My request body payload for the PUT /_opendistro/_security/api/roles/search_and_index HTTP API

{
    "cluster_permissions": [
    	"indices:data/write/bulk"
    ],
    "index_permissions": [
        {
            "index_patterns": [
                "*"
            ],
            "dls": "",
            "fls": [],
            "masked_fields": [],
            "allowed_actions": [
                "indices:data/read/explain",
                "indices:data/read/field_caps",
                "indices:data/read/field_caps*",
                "indices:data/read/get",
                "indices:data/read/mget",
                "indices:data/read/mget*",
                "indices:data/read/msearch",
                "indices:data/read/msearch/template",
                "indices:data/read/mtv",
                "indices:data/read/mtv*",
                "indices:data/read/scroll",
                "indices:data/read/scroll/clear",
                "indices:data/read/search",
                "indices:data/read/search*",
                "indices:data/read/search/template",
                "indices:data/read/tv",
                "indices:data/write/bulk",
                "indices:data/write/bulk*",
                "indices:data/write/delete",
                "indices:data/write/delete/byquery",
                "indices:data/write/index",
                "indices:data/write/reindex",
                "indices:data/write/update",
                "indices:data/write/update/byquery"
            ]
        }
    ]
}
3

Hi All,
Cluster indices:data/write/bulk permissions enables you to write to index that you specify in index level permissions. Both permissions are needed for bulk operations.

1 Like
4

I think it is very confusing to require indicies permissions to be added to the Cluster permission, and that cluster_all doesn’t actually have “all” the permissions, just the cluster ones, so cluster_composite_ops or the indices permissions have to be added also.
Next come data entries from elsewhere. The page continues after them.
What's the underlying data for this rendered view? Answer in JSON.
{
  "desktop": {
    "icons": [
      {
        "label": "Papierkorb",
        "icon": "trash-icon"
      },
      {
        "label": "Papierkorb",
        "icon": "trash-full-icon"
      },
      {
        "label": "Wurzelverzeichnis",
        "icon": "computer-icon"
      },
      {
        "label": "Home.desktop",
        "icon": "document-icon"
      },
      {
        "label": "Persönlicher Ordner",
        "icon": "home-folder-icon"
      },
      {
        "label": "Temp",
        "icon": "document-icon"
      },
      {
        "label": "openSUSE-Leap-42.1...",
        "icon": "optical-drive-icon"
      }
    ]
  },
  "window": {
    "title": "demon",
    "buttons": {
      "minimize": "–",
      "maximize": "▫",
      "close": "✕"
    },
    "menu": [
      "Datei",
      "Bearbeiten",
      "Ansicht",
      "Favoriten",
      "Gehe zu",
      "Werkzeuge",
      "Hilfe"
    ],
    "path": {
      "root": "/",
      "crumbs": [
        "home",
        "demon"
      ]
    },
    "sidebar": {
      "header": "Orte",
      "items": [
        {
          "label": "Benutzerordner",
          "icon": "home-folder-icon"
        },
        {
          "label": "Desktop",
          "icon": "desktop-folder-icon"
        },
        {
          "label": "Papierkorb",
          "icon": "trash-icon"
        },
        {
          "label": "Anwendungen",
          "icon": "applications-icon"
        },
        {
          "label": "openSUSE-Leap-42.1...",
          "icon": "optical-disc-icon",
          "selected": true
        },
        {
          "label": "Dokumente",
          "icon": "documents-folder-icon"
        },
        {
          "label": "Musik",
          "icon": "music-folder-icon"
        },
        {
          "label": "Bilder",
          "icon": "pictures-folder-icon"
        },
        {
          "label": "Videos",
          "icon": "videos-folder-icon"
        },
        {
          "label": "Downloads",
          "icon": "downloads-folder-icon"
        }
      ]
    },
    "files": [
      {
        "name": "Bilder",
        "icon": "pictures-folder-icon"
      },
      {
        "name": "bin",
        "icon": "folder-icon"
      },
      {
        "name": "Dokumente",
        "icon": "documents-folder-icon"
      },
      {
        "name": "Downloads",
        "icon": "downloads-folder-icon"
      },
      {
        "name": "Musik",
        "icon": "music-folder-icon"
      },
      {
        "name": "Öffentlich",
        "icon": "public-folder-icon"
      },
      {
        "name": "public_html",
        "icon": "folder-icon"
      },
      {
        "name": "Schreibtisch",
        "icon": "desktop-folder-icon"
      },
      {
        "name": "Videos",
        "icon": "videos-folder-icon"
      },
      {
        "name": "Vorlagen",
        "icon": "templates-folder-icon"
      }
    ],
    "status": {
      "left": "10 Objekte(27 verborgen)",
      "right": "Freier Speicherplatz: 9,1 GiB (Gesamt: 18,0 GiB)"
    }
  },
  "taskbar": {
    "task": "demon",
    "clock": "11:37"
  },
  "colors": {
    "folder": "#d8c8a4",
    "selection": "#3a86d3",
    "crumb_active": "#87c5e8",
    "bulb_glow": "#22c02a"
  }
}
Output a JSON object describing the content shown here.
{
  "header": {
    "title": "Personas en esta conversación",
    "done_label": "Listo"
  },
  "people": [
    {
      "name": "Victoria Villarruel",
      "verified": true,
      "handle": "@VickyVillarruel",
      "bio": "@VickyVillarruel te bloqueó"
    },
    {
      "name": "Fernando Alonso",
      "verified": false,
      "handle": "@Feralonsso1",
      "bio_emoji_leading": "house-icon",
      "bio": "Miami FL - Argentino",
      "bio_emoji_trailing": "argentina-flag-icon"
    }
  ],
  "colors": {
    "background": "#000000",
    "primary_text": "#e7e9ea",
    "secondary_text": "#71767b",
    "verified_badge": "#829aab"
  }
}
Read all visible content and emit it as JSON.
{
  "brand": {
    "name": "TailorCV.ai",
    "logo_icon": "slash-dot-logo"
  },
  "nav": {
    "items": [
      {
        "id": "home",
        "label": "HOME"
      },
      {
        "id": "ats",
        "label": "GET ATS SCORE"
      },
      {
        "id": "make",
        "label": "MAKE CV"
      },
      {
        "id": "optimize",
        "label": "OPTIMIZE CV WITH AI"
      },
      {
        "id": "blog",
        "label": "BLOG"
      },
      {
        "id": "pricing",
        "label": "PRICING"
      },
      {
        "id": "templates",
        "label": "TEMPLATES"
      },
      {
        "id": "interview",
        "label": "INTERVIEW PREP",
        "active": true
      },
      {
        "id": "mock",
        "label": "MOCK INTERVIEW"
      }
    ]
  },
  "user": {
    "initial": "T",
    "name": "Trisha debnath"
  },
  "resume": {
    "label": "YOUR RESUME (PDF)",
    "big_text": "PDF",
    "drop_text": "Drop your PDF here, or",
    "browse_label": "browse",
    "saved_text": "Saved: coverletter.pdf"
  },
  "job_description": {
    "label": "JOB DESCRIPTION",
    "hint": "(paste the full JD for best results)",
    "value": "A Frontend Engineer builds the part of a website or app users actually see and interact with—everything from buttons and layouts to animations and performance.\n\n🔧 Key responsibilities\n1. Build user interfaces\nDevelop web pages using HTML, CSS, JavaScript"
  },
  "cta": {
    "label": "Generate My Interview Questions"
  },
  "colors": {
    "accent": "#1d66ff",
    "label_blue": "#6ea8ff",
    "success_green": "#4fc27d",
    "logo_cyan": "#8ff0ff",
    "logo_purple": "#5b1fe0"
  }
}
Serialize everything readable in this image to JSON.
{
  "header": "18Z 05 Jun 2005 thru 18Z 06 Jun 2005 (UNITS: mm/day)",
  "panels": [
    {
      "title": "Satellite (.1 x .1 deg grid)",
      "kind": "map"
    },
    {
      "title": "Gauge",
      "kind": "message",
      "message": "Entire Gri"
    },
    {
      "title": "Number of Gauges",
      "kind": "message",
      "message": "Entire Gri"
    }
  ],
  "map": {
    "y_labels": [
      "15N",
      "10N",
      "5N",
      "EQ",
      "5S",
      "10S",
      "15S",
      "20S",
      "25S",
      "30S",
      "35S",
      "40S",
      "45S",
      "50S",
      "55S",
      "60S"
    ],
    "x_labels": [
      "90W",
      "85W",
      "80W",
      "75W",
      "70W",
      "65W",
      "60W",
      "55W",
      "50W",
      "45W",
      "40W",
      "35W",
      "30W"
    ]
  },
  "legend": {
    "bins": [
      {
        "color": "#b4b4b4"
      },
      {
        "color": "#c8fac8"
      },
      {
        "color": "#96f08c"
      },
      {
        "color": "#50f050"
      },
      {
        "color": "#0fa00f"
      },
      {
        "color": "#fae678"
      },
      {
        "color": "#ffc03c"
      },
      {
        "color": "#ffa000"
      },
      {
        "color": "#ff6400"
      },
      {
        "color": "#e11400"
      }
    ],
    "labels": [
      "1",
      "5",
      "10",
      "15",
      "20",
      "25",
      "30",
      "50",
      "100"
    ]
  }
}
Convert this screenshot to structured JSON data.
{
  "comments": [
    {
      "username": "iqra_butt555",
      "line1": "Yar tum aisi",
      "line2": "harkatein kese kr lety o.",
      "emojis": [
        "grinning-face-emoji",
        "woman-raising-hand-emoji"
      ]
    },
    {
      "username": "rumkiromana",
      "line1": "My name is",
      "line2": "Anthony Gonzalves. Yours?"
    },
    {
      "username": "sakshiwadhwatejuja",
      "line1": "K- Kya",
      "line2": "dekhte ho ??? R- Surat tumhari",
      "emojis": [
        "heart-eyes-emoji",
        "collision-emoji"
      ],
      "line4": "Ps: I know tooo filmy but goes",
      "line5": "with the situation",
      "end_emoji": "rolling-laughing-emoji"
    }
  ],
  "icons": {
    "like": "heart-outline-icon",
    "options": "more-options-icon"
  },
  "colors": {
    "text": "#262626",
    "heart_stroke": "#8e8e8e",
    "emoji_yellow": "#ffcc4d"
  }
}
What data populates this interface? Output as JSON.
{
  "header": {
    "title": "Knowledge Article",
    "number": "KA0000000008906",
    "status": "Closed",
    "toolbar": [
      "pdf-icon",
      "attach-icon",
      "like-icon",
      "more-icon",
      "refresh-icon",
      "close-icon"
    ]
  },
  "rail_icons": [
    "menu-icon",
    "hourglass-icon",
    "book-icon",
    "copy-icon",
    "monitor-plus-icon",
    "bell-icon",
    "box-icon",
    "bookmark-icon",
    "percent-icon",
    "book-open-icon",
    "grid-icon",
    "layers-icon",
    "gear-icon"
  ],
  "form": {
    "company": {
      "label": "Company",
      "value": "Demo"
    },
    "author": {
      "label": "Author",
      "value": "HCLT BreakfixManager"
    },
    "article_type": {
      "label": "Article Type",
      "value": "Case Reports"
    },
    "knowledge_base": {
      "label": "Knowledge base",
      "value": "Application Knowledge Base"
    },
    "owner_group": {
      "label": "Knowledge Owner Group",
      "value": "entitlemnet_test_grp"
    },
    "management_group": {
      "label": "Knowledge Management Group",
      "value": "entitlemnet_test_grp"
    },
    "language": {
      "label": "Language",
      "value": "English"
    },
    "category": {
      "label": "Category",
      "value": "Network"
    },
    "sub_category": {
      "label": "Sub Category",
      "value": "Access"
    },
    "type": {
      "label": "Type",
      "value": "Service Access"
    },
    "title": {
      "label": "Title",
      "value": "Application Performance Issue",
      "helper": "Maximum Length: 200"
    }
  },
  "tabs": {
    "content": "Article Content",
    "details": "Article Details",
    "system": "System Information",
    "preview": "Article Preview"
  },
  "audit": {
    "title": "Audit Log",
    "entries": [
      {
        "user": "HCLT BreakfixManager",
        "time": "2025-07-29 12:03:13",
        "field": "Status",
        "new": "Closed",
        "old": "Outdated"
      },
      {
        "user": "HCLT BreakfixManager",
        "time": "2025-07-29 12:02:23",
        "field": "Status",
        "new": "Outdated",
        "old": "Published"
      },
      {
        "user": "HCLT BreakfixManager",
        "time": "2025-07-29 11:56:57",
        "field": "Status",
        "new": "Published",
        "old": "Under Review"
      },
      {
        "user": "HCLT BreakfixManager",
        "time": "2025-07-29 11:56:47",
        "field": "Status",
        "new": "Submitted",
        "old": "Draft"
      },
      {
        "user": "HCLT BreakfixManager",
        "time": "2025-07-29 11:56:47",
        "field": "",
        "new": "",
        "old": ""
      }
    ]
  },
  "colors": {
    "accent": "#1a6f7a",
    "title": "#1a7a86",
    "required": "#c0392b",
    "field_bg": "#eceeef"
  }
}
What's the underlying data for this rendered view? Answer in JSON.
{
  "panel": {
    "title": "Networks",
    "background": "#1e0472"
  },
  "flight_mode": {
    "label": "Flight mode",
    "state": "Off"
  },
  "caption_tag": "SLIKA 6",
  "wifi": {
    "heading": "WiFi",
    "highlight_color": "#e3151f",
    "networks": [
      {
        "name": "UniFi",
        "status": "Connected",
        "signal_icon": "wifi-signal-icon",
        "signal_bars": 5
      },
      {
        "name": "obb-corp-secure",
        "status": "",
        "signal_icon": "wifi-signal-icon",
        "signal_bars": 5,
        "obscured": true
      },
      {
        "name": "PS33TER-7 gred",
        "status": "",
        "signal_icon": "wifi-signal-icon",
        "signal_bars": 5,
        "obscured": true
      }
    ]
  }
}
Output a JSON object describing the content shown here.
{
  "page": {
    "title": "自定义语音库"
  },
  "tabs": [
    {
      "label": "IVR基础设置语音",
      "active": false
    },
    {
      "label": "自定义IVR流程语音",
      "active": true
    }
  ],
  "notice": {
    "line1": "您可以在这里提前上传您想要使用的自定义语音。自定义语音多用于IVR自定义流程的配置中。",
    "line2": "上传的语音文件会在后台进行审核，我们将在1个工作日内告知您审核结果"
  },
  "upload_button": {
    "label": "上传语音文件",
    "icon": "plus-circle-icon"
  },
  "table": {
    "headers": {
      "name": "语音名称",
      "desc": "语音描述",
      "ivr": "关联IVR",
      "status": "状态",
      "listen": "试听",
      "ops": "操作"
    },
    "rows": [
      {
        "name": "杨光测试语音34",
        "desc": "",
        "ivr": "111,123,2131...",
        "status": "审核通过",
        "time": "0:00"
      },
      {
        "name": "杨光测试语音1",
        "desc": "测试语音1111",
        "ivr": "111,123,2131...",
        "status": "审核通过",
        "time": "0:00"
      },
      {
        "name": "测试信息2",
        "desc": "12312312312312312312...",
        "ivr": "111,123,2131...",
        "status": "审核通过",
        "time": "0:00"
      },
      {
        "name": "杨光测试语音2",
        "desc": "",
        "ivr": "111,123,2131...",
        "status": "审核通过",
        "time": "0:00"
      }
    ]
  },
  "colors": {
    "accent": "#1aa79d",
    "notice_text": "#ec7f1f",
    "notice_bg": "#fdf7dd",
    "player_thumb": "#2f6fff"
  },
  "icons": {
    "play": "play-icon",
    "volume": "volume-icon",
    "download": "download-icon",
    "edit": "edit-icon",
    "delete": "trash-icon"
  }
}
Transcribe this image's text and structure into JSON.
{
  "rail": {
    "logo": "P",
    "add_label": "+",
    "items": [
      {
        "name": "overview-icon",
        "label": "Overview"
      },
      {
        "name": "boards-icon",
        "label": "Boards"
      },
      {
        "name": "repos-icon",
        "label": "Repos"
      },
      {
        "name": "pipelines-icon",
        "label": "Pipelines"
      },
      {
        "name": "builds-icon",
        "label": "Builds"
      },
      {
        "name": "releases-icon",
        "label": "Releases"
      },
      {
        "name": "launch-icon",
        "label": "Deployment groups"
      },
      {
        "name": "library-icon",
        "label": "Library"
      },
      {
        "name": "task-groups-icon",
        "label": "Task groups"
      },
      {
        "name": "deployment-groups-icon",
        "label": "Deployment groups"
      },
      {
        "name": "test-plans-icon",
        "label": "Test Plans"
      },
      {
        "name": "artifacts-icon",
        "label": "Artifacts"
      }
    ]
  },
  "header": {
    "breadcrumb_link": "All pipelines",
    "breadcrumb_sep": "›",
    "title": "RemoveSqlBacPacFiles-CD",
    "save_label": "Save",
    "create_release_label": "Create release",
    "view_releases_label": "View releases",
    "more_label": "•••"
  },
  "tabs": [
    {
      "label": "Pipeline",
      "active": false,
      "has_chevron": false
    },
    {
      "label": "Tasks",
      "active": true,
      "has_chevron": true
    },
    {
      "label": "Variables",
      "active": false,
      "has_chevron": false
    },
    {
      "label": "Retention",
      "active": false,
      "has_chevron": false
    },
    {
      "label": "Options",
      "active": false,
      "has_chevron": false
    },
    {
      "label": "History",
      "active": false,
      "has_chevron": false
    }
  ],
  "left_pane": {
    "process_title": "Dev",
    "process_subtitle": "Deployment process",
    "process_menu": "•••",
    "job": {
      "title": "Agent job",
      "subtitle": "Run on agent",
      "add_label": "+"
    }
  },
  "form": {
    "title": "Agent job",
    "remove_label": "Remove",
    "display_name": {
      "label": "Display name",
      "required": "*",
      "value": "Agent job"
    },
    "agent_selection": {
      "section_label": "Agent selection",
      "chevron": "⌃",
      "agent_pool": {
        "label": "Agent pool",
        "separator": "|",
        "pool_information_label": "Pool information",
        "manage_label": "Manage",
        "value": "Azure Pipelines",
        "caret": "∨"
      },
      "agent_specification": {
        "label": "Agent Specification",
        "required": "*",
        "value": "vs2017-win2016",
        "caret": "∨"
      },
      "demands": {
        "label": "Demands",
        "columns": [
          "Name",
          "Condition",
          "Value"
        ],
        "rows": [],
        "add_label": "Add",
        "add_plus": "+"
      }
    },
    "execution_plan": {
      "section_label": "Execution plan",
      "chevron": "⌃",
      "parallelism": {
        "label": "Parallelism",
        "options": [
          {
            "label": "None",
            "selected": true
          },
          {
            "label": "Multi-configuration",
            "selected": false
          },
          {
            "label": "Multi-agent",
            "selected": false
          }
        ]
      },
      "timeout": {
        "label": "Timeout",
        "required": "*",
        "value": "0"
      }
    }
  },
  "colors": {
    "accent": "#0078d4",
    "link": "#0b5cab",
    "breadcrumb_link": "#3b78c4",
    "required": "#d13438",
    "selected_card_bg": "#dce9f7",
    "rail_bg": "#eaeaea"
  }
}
I filed [FEATURE] Better documentation around Cluster and Index permissions, wrt adding `indices` perms as Cluster perms · Issue #2336 · opensearch-project/security · GitHub to improve the documentation around this.

5

Hi Anthony!
So the indices:data/write/bulk permission has to be added both as a Cluster permission and an Index Level permission?

6

Yes, there are a number of permissions that need to be configured on both levels, Alternatively there are roles like “own_index” that has these permissions added out of the box on cluster level.